Must be used in a with statement.

Parameters:
  • n_processes (int | None) – Max number of worker processes

  • fingerprint (prolif.fingerprint.Fingerprint) – Fingerprint instance used to generate the IFP

  • residues (list, optional) – List of protein residues considered for the IFP

  • tqdm_kwargs (dict) – Parameters for the tqdm progress bar

  • rdkitconverter_kwargs (tuple[dict, dict]) – Parameters for the RDKitConverter from MDAnalysis: the first for the ligand, and the second for the protein

  • use_segid (bool) – Use the segment number rather than the chain identifier as a chain.

  • versionadded: (..) – 2.1.0:

classmethod executor(args: tuple[int, prolif.molecule.Molecule, prolif.molecule.Molecule]) tuple[int, 'IFP'][source]#

Classmethod executed by each child process on a single frame.

Parameters:

args (tuple[int, Molecule, Molecule]) – Tuple of (frame_number, ligand_mol, protein_mol)

Returns:

result – Tuple of (frame_number, IFP data)

Return type:

tuple[int, prolif.ifp.IFP]

classmethod initializer(fingerprint: Fingerprint, residues: ResidueSelection) None[source]#

Initializer classmethod passed to the pool so that each child process can access these objects without copying them.

process(traj: Trajectory, lig: MDAObject, prot: MDAObject) IFPResults[source]#

Process the trajectory using a producer-consumer pattern.

Parameters:
  • traj (Trajectory) – MDAnalysis trajectory or sliced trajectory

  • lig (MDAObject) – Ligand AtomGroup

  • prot (MDAObject) – Protein AtomGroup

Returns:

ifp – A dictionary of IFP indexed by frame number

Return type:

dict[int, prolif.ifp.IFP]

prolif.parallel.get_mda_parallel_strategy(strategy: Optional[Literal['chunk', 'queue']], traj: Trajectory) Literal['chunk', 'queue'][source]#

Get the parallel strategy to use for MDAnalysis based on how large the trajectory object is.
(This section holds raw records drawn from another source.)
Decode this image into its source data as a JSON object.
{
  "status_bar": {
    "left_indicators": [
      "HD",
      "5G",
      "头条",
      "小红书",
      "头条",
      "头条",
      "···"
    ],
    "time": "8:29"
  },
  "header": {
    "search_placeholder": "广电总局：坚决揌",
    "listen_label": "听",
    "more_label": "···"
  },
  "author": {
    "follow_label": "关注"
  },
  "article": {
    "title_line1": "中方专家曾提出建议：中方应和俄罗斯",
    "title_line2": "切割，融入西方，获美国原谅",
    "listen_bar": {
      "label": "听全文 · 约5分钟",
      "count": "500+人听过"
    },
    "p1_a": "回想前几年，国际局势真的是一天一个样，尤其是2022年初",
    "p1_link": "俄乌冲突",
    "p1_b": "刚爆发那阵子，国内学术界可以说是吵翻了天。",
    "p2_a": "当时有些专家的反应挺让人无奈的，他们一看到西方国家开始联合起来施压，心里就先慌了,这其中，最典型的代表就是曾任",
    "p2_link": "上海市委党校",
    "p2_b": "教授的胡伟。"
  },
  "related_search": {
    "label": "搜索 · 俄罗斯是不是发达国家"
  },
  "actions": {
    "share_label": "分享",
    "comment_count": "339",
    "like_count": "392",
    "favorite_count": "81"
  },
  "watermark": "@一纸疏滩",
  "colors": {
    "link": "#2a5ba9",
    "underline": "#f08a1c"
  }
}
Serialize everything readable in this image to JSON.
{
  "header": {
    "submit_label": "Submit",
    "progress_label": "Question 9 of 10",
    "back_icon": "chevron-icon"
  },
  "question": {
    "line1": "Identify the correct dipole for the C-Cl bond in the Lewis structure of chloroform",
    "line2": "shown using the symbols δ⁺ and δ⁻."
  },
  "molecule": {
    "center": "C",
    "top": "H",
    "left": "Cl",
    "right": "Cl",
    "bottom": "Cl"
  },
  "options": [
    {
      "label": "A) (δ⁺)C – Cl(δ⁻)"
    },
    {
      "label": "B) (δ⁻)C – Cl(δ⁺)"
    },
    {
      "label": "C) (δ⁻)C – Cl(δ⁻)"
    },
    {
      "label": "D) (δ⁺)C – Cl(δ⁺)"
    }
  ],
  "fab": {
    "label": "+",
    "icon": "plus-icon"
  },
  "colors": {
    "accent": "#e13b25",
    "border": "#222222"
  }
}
For small objects, chunk is faster, while queue is faster for large objects.

prolif.parallel.get_n_jobs(n_jobs: int | None = None, capped: bool = False) int | None[source]#

Get the number of parallel jobs to use.

Prioritizes the n_jobs parameter, then the PROLIF_N_JOBS environment variable, then the number of logical cores (capped to PROLIF_MAX_JOBS (10 by default) if capped=True), finally None if psutil.cpu_count() couldn’t retrieve the number of logical cores.